[Advice needed] self-taught DS junior and too many ways to improve | paradox of choice
DISCLAIMER This would be rather long post, but I would really appreciate if you read it and offer any advice suggestions
Backstory
I'm currently unemployed data analyst/scientist which is lost in a flood of information in Internet and can't choose what to study next. I started as a technical worker in an IT company, but through the course of my work I started to develop tools for myself to give me better understanding of the feedback from our users and how our actions affect them. This was noticed by my boss and soon I started to work as data analyst. After some time I started to get tasks not only to analyze data, but also to try to apply ML algorithms and get "some results", if possible. I became quiet good at cleaning and processing data, learned myself a lot of python/pandas, so it was kind of a natural way to grow further in data science. I've been given tasks to read a paper and apply "this algo" on the data and measure the efficiency. While it was interesting, I was learning on-the-go and didn't have a chance to get a systematic knowledge in data science: one task done, here's another one. Other tasks were to try some different approaches about data: "let's not do regressions, let's do knowledge graphs", so I set the backend up and tested it with our data.
I ended up with the following skills(some are better than others):
-
python, pandas
-
data cleaning
-
data visualization(matplotlib, d3.js)
-
some algorithms(linear/logistic regressions, naive bayes, DBSCAN)
-
some metrics(HVDM along with "standart" ones)
-
running jobs on hadoop clusters
That being said, not everyone knows HVDM, but I do, but on the other hand I lack a lot of simple knowledge about number distributions and their properties etc etc. After I left my job I started applying to positions and going to interviews and realized how f*cked up I am: I do have some valueable knowledge and experience, but it's so chaotic...
I decided to improve. And here it comes...
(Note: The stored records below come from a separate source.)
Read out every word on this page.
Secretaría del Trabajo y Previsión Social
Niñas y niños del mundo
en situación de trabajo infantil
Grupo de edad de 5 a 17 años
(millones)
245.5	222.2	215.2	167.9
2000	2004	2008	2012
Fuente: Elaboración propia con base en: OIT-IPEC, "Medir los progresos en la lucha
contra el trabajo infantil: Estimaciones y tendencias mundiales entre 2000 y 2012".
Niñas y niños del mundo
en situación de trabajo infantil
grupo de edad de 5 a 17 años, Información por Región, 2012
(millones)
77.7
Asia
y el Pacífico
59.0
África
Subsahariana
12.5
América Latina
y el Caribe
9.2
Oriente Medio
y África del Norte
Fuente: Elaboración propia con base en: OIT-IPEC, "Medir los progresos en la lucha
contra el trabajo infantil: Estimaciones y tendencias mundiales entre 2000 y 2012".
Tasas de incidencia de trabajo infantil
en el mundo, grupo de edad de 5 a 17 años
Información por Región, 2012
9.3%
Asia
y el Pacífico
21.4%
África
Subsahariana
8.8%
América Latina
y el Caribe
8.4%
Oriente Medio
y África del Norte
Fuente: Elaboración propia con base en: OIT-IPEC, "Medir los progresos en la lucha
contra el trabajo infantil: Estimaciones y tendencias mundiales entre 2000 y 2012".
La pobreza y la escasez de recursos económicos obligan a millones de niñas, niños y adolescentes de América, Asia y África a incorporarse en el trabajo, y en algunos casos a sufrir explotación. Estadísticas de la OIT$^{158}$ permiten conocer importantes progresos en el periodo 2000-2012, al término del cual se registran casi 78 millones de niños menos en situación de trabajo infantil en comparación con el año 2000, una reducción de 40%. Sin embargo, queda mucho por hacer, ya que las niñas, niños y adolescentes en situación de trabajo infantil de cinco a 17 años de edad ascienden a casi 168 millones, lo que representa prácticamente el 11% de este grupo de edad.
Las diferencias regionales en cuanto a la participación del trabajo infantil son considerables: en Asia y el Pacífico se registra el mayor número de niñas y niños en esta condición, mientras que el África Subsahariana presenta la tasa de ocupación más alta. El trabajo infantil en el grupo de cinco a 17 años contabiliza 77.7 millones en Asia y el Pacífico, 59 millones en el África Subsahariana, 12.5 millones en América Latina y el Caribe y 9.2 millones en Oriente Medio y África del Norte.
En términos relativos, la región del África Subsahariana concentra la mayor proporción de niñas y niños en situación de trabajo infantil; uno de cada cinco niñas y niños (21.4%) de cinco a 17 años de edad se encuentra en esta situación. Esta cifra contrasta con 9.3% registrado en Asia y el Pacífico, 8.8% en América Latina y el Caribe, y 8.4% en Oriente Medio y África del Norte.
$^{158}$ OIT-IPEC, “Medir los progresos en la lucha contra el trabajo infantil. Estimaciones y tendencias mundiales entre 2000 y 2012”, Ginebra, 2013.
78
Brain starts to f*ck me over
-
"Hey, al, we need foundation first, so let's go over this set of articles on math to understand algorithms better"
-
"You know, al, I've reconsidered, let's start with those awesome tutorials: we will implement algorithms in python and learn how they work"
-
"Damn, maybe we should start this specialization on Coursera, looks good!"
-
"Wait, I just realized smth, al! You don't know how to choose metrics! Let's find info on that!"
-
"The interviewer mentioned bloom filters and some other sick data structures, learn this!"
-
"Goddamit, al, you wanted to learn Clojure for so long, use those books"
-
"NO! Let's start with some books, that overview the whole field of data science!"
-
"Hm.... I read in some blog that they have tidyverse, maybe it's time to learn some R?"
-
"F*ck math, let's practice: go to datacamp and dataquest, then head to Kaggle and own them all!"
-
"ALARM! Everyone wants someone with experience with Spark, go learn Spark!"
Result? There is none.
In the end I became paralyzed by paradox of choice.
To sum it up
I still don't know which metrics are better to apply in which case. I don't know about which algorithms are preferrable given a task. Different distributions and their properties: is that even important? I'm not a jack of all trades, rather a king of none. And I'm lost. But I want to understand.
My questions
-
Where do I start? All those things I mentioned are important.
-
How to better combine theory and practice?
-
What path did you have? Will you recommend it?
-
What books/courses/whatever will you recommend?
-
What's the natural progression to grow as data scientist?
Thanks for reading this and offering your opinions!